RNAi/mutant clones are marked with arrowheads and controls with arrows throughout figure. (a) LINC complex components localized to the fat body nuclear periphery. (b, c) Msp300 maintains nuclear centricity. Msp300 RNAi clones marked with GFP (b) and mutant clones by loss of GFP expression (c). (d) Circumferential and radial MTs are diminished with Msp300 knockdown. (e) Patronin localization to the nuclear surface is reduced in Msp300 RNAi clones (His-RFP). Quantification of Patronin perinuclear signal: 66.48±10.21 (n=10 control) vs 2.983±0.7863 (n=9 Msp300 RNAi clone), p=0.000019(****). (f) Msps localization to the nuclear surface is reduced in Msp300 RNAi clones marked with His-RFP. Quantification of Msps perinuclear signal: 132.8±11.13 (n=22 control) vs 30.5±10.18 (n=7 Msp300 RNAi clone), p=0.000036(****). (g) Shot localization to the perinuclear MTOC (arrow) is disrupted in Msp300 RNAi clones. (h) Shot and Msp300 localization (antibody staining) to the perinuclear MTOC do not require Patronin. (i) Msp300, Patronin and Msps (antibody staining) are delocalized to an ectopic MTOC in shot knockdown cells. (j) Double knockdown of Msp300 and shot with two combined fat body drivers (SPARC-Gal4+Cg-Gal4) significantly diminished ectopic MT foci compared to shot knockdown alone. (k) Quantification of ectopic MT foci in j and with two other combinations. From left to right, p=8.87e-12(****), p=0.0001(***), p=1.62e-10(****), n=37, 33, 22, 38 independent cells analyzed respectively. (l) Msp300 and Patronin delocalized to ectopic foci by shot RNAi; shot+Msp300 RNAi significantly reduced them.

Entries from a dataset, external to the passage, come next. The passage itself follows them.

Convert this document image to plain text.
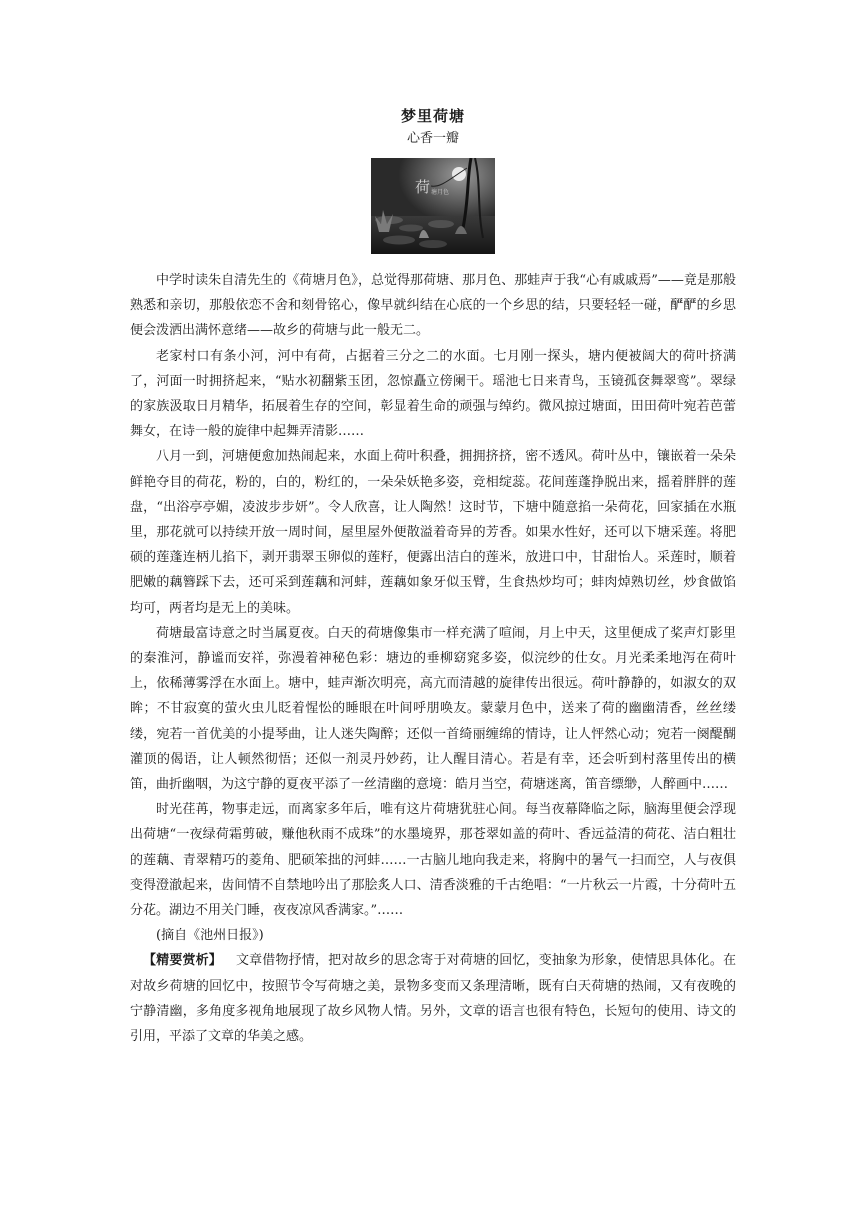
梦里荷塘
心香一瓣
荷 塘月色

中学时读朱自清先生的《荷塘月色》，总觉得那荷塘、那月色、那蛙声于我“心有戚戚焉”——竟是那般熟悉和亲切，那般依恋不舍和刻骨铭心，像早就纠结在心底的一个乡思的结，只要轻轻一碰，酽酽的乡思便会泼洒出满怀意绪——故乡的荷塘与此一般无二。

老家村口有条小河，河中有荷，占据着三分之二的水面。七月刚一探头，塘内便被阔大的荷叶挤满了，河面一时拥挤起来，“贴水初翻紫玉团，忽惊矗立傍阑干。瑶池七日来青鸟，玉镜孤奁舞翠鸾”。翠绿的家族汲取日月精华，拓展着生存的空间，彰显着生命的顽强与绰约。微风掠过塘面，田田荷叶宛若芭蕾舞女，在诗一般的旋律中起舞弄清影……

八月一到，河塘便愈加热闹起来，水面上荷叶积叠，拥拥挤挤，密不透风。荷叶丛中，镶嵌着一朵朵鲜艳夺目的荷花，粉的，白的，粉红的，一朵朵妖艳多姿，竞相绽蕊。花间莲蓬挣脱出来，摇着胖胖的莲盘，“出浴亭亭媚，凌波步步妍”。令人欣喜，让人陶然！这时节，下塘中随意掐一朵荷花，回家插在水瓶里，那花就可以持续开放一周时间，屋里屋外便散溢着奇异的芳香。如果水性好，还可以下塘采莲。将肥硕的莲蓬连柄儿掐下，剥开翡翠玉卵似的莲籽，便露出洁白的莲米，放进口中，甘甜怡人。采莲时，顺着肥嫩的藕簪踩下去，还可采到莲藕和河蚌，莲藕如象牙似玉臂，生食热炒均可；蚌肉焯熟切丝，炒食做馅均可，两者均是无上的美味。

荷塘最富诗意之时当属夏夜。白天的荷塘像集市一样充满了喧闹，月上中天，这里便成了桨声灯影里的秦淮河，静谧而安祥，弥漫着神秘色彩：塘边的垂柳窈窕多姿，似浣纱的仕女。月光柔柔地泻在荷叶上，依稀薄雾浮在水面上。塘中，蛙声渐次明亮，高亢而清越的旋律传出很远。荷叶静静的，如淑女的双眸；不甘寂寞的萤火虫儿眨着惺忪的睡眼在叶间呼朋唤友。蒙蒙月色中，送来了荷的幽幽清香，丝丝缕缕，宛若一首优美的小提琴曲，让人迷失陶醉；还似一首绮丽缠绵的情诗，让人怦然心动；宛若一阕醍醐灌顶的偈语，让人顿然彻悟；还似一剂灵丹妙药，让人醒目清心。若是有幸，还会听到村落里传出的横笛，曲折幽咽，为这宁静的夏夜平添了一丝清幽的意境：皓月当空，荷塘迷离，笛音缥缈，人醉画中……

时光荏苒，物事走远，而离家多年后，唯有这片荷塘犹驻心间。每当夜幕降临之际，脑海里便会浮现出荷塘“一夜绿荷霜剪破，赚他秋雨不成珠”的水墨境界，那苍翠如盖的荷叶、香远益清的荷花、洁白粗壮的莲藕、青翠精巧的菱角、肥硕笨拙的河蚌……一古脑儿地向我走来，将胸中的暑气一扫而空，人与夜俱变得澄澈起来，齿间情不自禁地吟出了那脍炙人口、清香淡雅的千古绝唱：“一片秋云一片霞，十分荷叶五分花。湖边不用关门睡，夜夜凉风香满家。”……

(摘自《池州日报》)

【精要赏析】 文章借物抒情，把对故乡的思念寄于对荷塘的回忆，变抽象为形象，使情思具体化。在对故乡荷塘的回忆中，按照节令写荷塘之美，景物多变而又条理清晰，既有白天荷塘的热闹，又有夜晚的宁静清幽，多角度多视角地展现了故乡风物人情。另外，文章的语言也很有特色，长短句的使用、诗文的引用，平添了文章的华美之感。
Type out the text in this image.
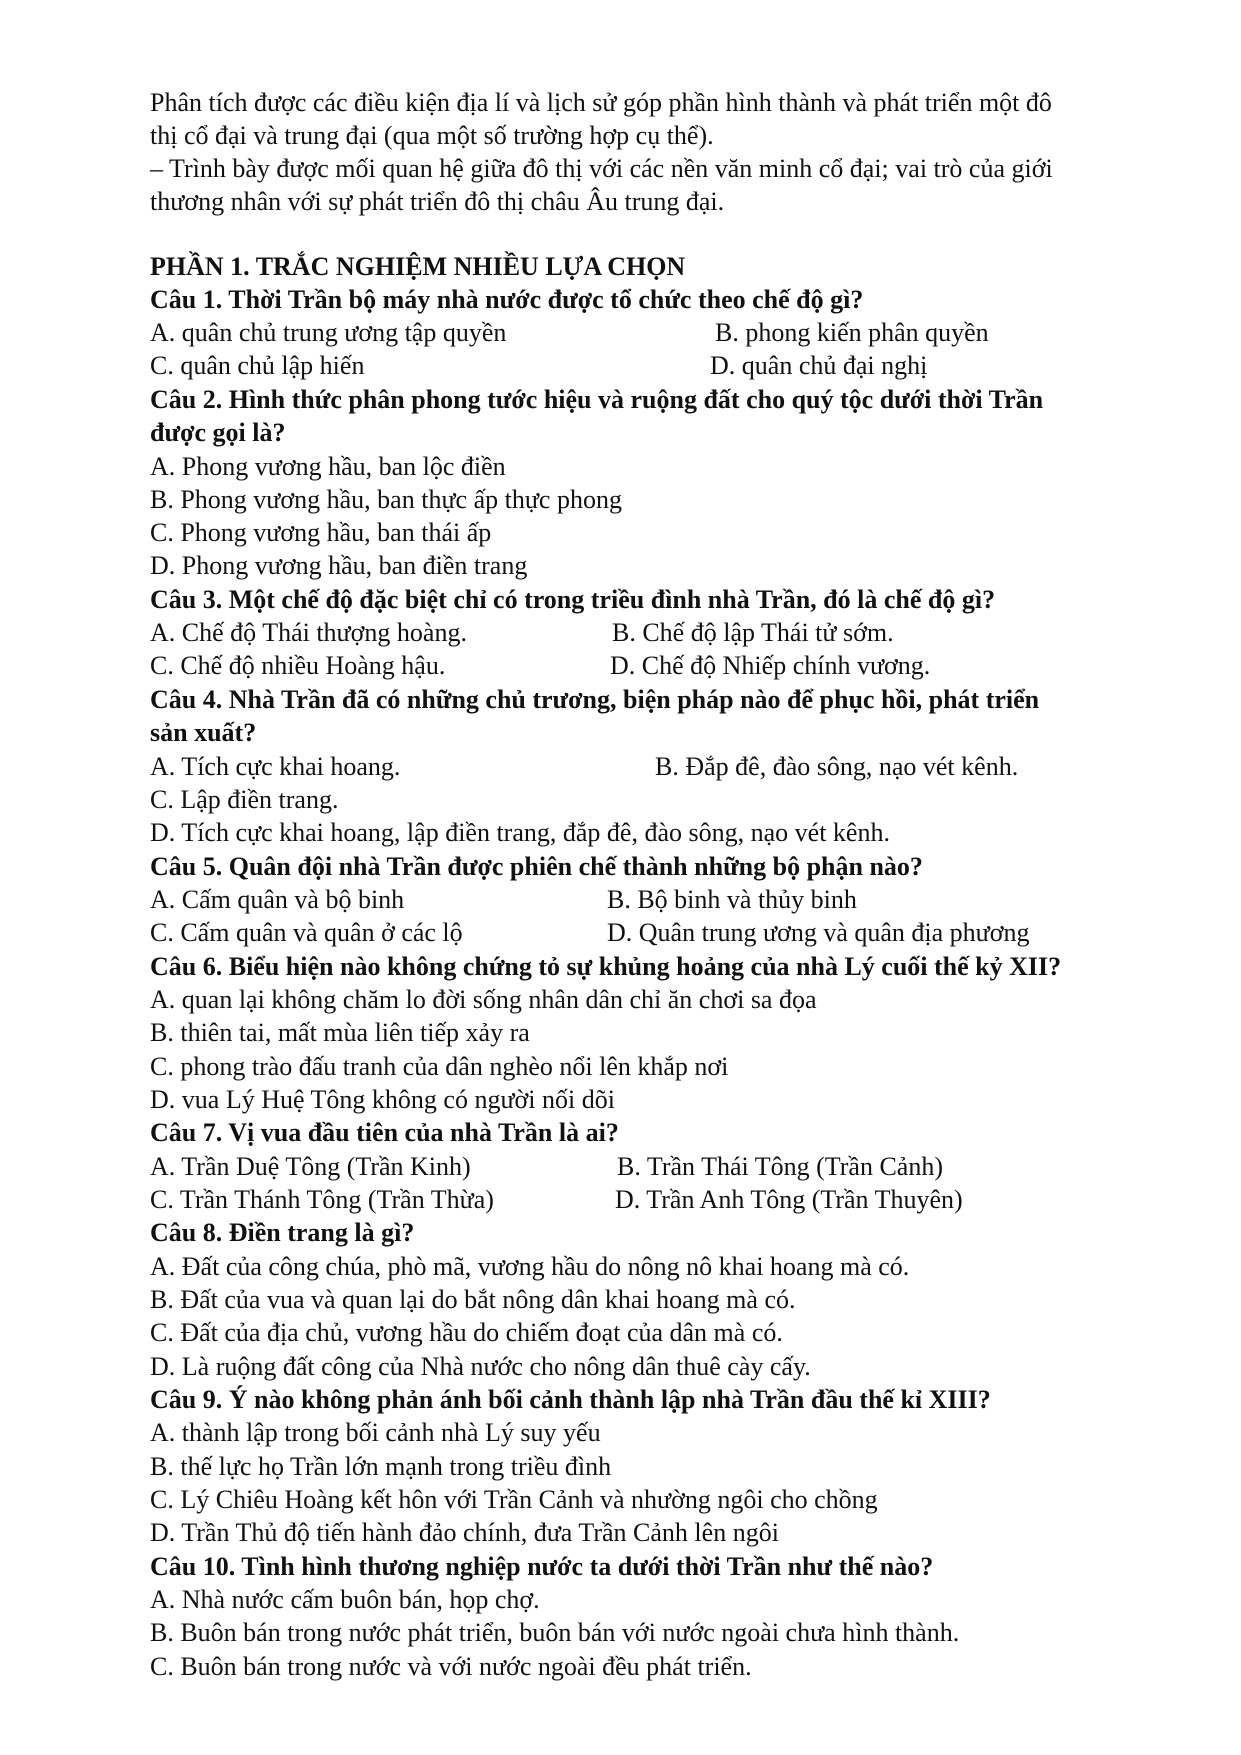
Phân tích được các điều kiện địa lí và lịch sử góp phần hình thành và phát triển một đô
thị cổ đại và trung đại (qua một số trường hợp cụ thể).
– Trình bày được mối quan hệ giữa đô thị với các nền văn minh cổ đại; vai trò của giới
thương nhân với sự phát triển đô thị châu Âu trung đại.
PHẦN 1. TRẮC NGHIỆM NHIỀU LỰA CHỌN
Câu 1. Thời Trần bộ máy nhà nước được tổ chức theo chế độ gì?
A. quân chủ trung ương tập quyền	B. phong kiến phân quyền
C. quân chủ lập hiến	D. quân chủ đại nghị
Câu 2. Hình thức phân phong tước hiệu và ruộng đất cho quý tộc dưới thời Trần
được gọi là?
A. Phong vương hầu, ban lộc điền
B. Phong vương hầu, ban thực ấp thực phong
C. Phong vương hầu, ban thái ấp
D. Phong vương hầu, ban điền trang
Câu 3. Một chế độ đặc biệt chỉ có trong triều đình nhà Trần, đó là chế độ gì?
A. Chế độ Thái thượng hoàng.	B. Chế độ lập Thái tử sớm.
C. Chế độ nhiều Hoàng hậu.	D. Chế độ Nhiếp chính vương.
Câu 4. Nhà Trần đã có những chủ trương, biện pháp nào để phục hồi, phát triển
sản xuất?
A. Tích cực khai hoang.	B. Đắp đê, đào sông, nạo vét kênh.
C. Lập điền trang.
D. Tích cực khai hoang, lập điền trang, đắp đê, đào sông, nạo vét kênh.
Câu 5. Quân đội nhà Trần được phiên chế thành những bộ phận nào?
A. Cấm quân và bộ binh	B. Bộ binh và thủy binh
C. Cấm quân và quân ở các lộ	D. Quân trung ương và quân địa phương
Câu 6. Biểu hiện nào không chứng tỏ sự khủng hoảng của nhà Lý cuối thế kỷ XII?
A. quan lại không chăm lo đời sống nhân dân chỉ ăn chơi sa đọa
B. thiên tai, mất mùa liên tiếp xảy ra
C. phong trào đấu tranh của dân nghèo nổi lên khắp nơi
D. vua Lý Huệ Tông không có người nối dõi
Câu 7. Vị vua đầu tiên của nhà Trần là ai?
A. Trần Duệ Tông (Trần Kinh)	B. Trần Thái Tông (Trần Cảnh)
C. Trần Thánh Tông (Trần Thừa)	D. Trần Anh Tông (Trần Thuyên)
Câu 8. Điền trang là gì?
A. Đất của công chúa, phò mã, vương hầu do nông nô khai hoang mà có.
B. Đất của vua và quan lại do bắt nông dân khai hoang mà có.
C. Đất của địa chủ, vương hầu do chiếm đoạt của dân mà có.
D. Là ruộng đất công của Nhà nước cho nông dân thuê cày cấy.
Câu 9. Ý nào không phản ánh bối cảnh thành lập nhà Trần đầu thế kỉ XIII?
A. thành lập trong bối cảnh nhà Lý suy yếu
B. thế lực họ Trần lớn mạnh trong triều đình
C. Lý Chiêu Hoàng kết hôn với Trần Cảnh và nhường ngôi cho chồng
D. Trần Thủ độ tiến hành đảo chính, đưa Trần Cảnh lên ngôi
Câu 10. Tình hình thương nghiệp nước ta dưới thời Trần như thế nào?
A. Nhà nước cấm buôn bán, họp chợ.
B. Buôn bán trong nước phát triển, buôn bán với nước ngoài chưa hình thành.
C. Buôn bán trong nước và với nước ngoài đều phát triển.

Msp300 signal: p=3.44e-09(****, n=8 shot RNAi, n=18 double RNAi), Patronin signal: p=1.69e-10(****, n=9 shot RNAi, n=20 double RNAi). (m) Epistasis for key components. Experiments were performed three times in a, twice in g, h, five times in i. Quantification for b is in Figure 3a. Images in c, d are representative of 30 and 14 independent clones, respectively. Data in e, f, k, l are presented as the means±s.e.m by two-tailed Student’s t-test; n=number of independent clones (e,f) or cells (k,l) analyzed. Statistical details in Source Data Fig. 5_Statistical Source Data. Scale bar, 10 μm (a, i, l, right panels in j), 50 μm (b, c, g), 20 μm (d, e, f, h, left panels in j).